The battle between man and machine continued today at SXSW as more people thrashed it out (and laughed a lot) on panels discussing algorithms, good taste and whether a hand-curated Stevie Wonder playlist is worth $10 a month alone.
Folks from Pandora, RDIO and Google Play entertained the crowd with honest quips about ‘similar artists’ making them cringe, and insights into how playlists are built.
Tim Quirk of Google said ‘playlists are discreet entities with beginnings and endings, but with algorithms we’ve learned what you like and now we can keep this going.’
So what makes a playlist a playlist? It has to have some kind of emotional content for starters – think back to High Fidelity. And it has to have beginning, middle and end, just like a story. As Quirk says, ‘it’s not a playlist if it doesn’t have an end.’ Which is an issue for streaming platforms claiming to create such things.

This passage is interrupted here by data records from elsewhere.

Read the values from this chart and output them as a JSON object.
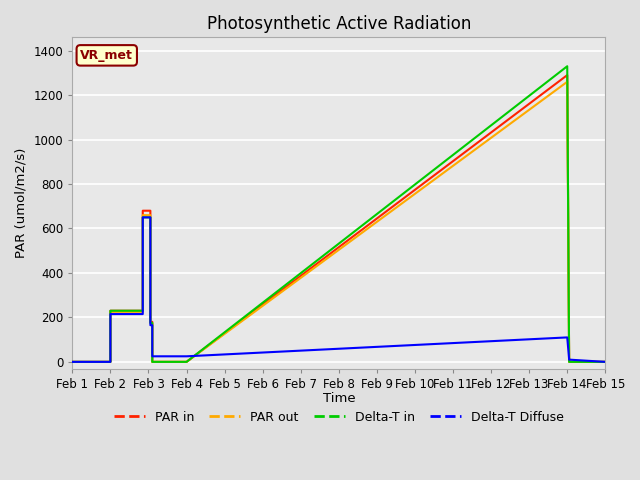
{
  "title": "Photosynthetic Active Radiation",
  "ylabel": "PAR (umol/m2/s)",
  "xlabel": "Time",
  "annotation": "VR_met",
  "ylim": [
    -30,
    1460
  ],
  "xlim": [
    0,
    14
  ],
  "xtick_labels": [
    "Feb 1",
    "Feb 2",
    "Feb 3",
    "Feb 4",
    "Feb 5",
    "Feb 6",
    "Feb 7",
    "Feb 8",
    "Feb 9",
    "Feb 10",
    "Feb 11",
    "Feb 12",
    "Feb 13",
    "Feb 14",
    "Feb 15"
  ],
  "xtick_positions": [
    0,
    1,
    2,
    3,
    4,
    5,
    6,
    7,
    8,
    9,
    10,
    11,
    12,
    13,
    14
  ],
  "ytick_positions": [
    0,
    200,
    400,
    600,
    800,
    1000,
    1200,
    1400
  ],
  "background_color": "#e0e0e0",
  "plot_bg_color": "#e8e8e8",
  "grid_color": "#ffffff",
  "colors": {
    "PAR_in": "#ff2200",
    "PAR_out": "#ffaa00",
    "Delta_T_in": "#00cc00",
    "Delta_T_Diffuse": "#0000ff"
  },
  "legend_labels": [
    "PAR in",
    "PAR out",
    "Delta-T in",
    "Delta-T Diffuse"
  ],
  "par_in_x": [
    0,
    1.0,
    1.0,
    1.85,
    1.85,
    2.05,
    2.05,
    2.1,
    2.1,
    3.0,
    13.0,
    13.0,
    13.05,
    14.0
  ],
  "par_in_y": [
    0,
    0,
    230,
    230,
    680,
    680,
    180,
    180,
    0,
    0,
    1290,
    1290,
    0,
    0
  ],
  "par_out_x": [
    0,
    1.0,
    1.0,
    1.85,
    1.85,
    2.05,
    2.05,
    2.1,
    2.1,
    3.0,
    13.0,
    13.0,
    13.05,
    14.0
  ],
  "par_out_y": [
    0,
    0,
    225,
    225,
    660,
    660,
    175,
    175,
    0,
    0,
    1260,
    1260,
    0,
    0
  ],
  "delta_t_in_x": [
    0,
    1.0,
    1.0,
    1.85,
    1.85,
    2.05,
    2.05,
    2.1,
    2.1,
    2.15,
    3.0,
    13.0,
    13.0,
    13.05,
    14.0
  ],
  "delta_t_in_y": [
    0,
    0,
    230,
    230,
    650,
    650,
    175,
    175,
    0,
    0,
    0,
    1330,
    1330,
    0,
    0
  ],
  "dif_x": [
    0,
    1.0,
    1.0,
    1.85,
    1.85,
    2.05,
    2.05,
    2.1,
    2.1,
    3.0,
    13.0,
    13.0,
    13.05,
    14.0
  ],
  "dif_y": [
    0,
    0,
    215,
    215,
    650,
    650,
    165,
    165,
    25,
    25,
    110,
    110,
    10,
    0
  ]
}
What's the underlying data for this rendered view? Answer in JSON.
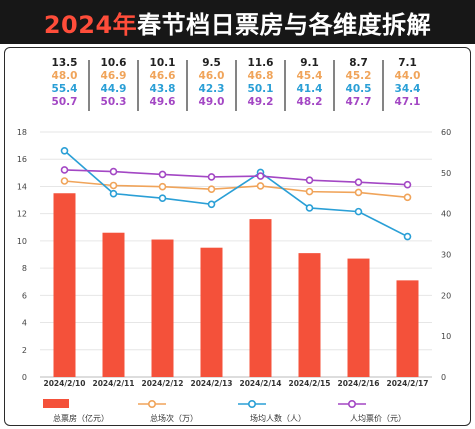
{
  "header": {
    "title_year": "2024年",
    "title_rest": "春节档日票房与各维度拆解"
  },
  "colors": {
    "bar": "#f4513a",
    "line_sessions": "#f0a45a",
    "line_attendance": "#2a9fd6",
    "line_ticket_price": "#a347c4",
    "banner_bg": "#171717",
    "title_red": "#ff4d3a"
  },
  "chart_data": {
    "type": "bar+line",
    "categories": [
      "2024/2/10",
      "2024/2/11",
      "2024/2/12",
      "2024/2/13",
      "2024/2/14",
      "2024/2/15",
      "2024/2/16",
      "2024/2/17"
    ],
    "y_left": {
      "range": [
        0,
        18
      ],
      "ticks": [
        "0",
        "2",
        "4",
        "6",
        "8",
        "10",
        "12",
        "14",
        "16",
        "18"
      ]
    },
    "y_right": {
      "range": [
        0,
        60
      ],
      "ticks": [
        "0",
        "10",
        "20",
        "30",
        "40",
        "50",
        "60"
      ]
    },
    "grid": true,
    "legend_position": "bottom",
    "series": [
      {
        "name": "总票房（亿元）",
        "kind": "bar",
        "axis": "left",
        "color": "#f4513a",
        "values": [
          13.5,
          10.6,
          10.1,
          9.5,
          11.6,
          9.1,
          8.7,
          7.1
        ],
        "labels": [
          "13.5",
          "10.6",
          "10.1",
          "9.5",
          "11.6",
          "9.1",
          "8.7",
          "7.1"
        ]
      },
      {
        "name": "总场次（万）",
        "kind": "line",
        "axis": "right",
        "color": "#f0a45a",
        "values": [
          48.0,
          46.9,
          46.6,
          46.0,
          46.8,
          45.4,
          45.2,
          44.0
        ],
        "labels": [
          "48.0",
          "46.9",
          "46.6",
          "46.0",
          "46.8",
          "45.4",
          "45.2",
          "44.0"
        ]
      },
      {
        "name": "场均人数（人）",
        "kind": "line",
        "axis": "right",
        "color": "#2a9fd6",
        "values": [
          55.4,
          44.9,
          43.8,
          42.3,
          50.1,
          41.4,
          40.5,
          34.4
        ],
        "labels": [
          "55.4",
          "44.9",
          "43.8",
          "42.3",
          "50.1",
          "41.4",
          "40.5",
          "34.4"
        ]
      },
      {
        "name": "人均票价（元）",
        "kind": "line",
        "axis": "right",
        "color": "#a347c4",
        "values": [
          50.7,
          50.3,
          49.6,
          49.0,
          49.2,
          48.2,
          47.7,
          47.1
        ],
        "labels": [
          "50.7",
          "50.3",
          "49.6",
          "49.0",
          "49.2",
          "48.2",
          "47.7",
          "47.1"
        ]
      }
    ]
  }
}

With strong arguments on both sides of the tape, there is no crystal clear answer as to whether the human touch is better than tech. The next 12 months (and the future success of Beats) will help to lift the smog. But let’s face it, the millions of people that watch Ellen DeGeneres who can’t be bothered to look for their own supply of new music, are most probably going to see the benefit of a playlist created by one of their TV idols (via Beats).
The CORD CEO, Daniel Jackson was on a panel this afternoon with Nils Leonard from Grey London and Eric Sheinkop from Music Dealers tackling topics like meaningful brand and music engagements (see Rubber Tracks and Red Bull Music Academy), where agencies should and shouldn’t spend their money (only 4% of ad budgets get spent on music), and building brand identity with music.
Eric made this valid point: you wouldn’t ask a decorator to paint you house for free, so why would you expect music for free in your ad? While Nils said if advertising folk remember that people hate ads, the better they will do at creating them. And Daniel concluded the talk by saying it doesn’t matter whether you’re an artist, brand or agency because ultimately we all want the same thing – to reach people.
Over and out. We’re off to see Little Dragon at Fader Fort!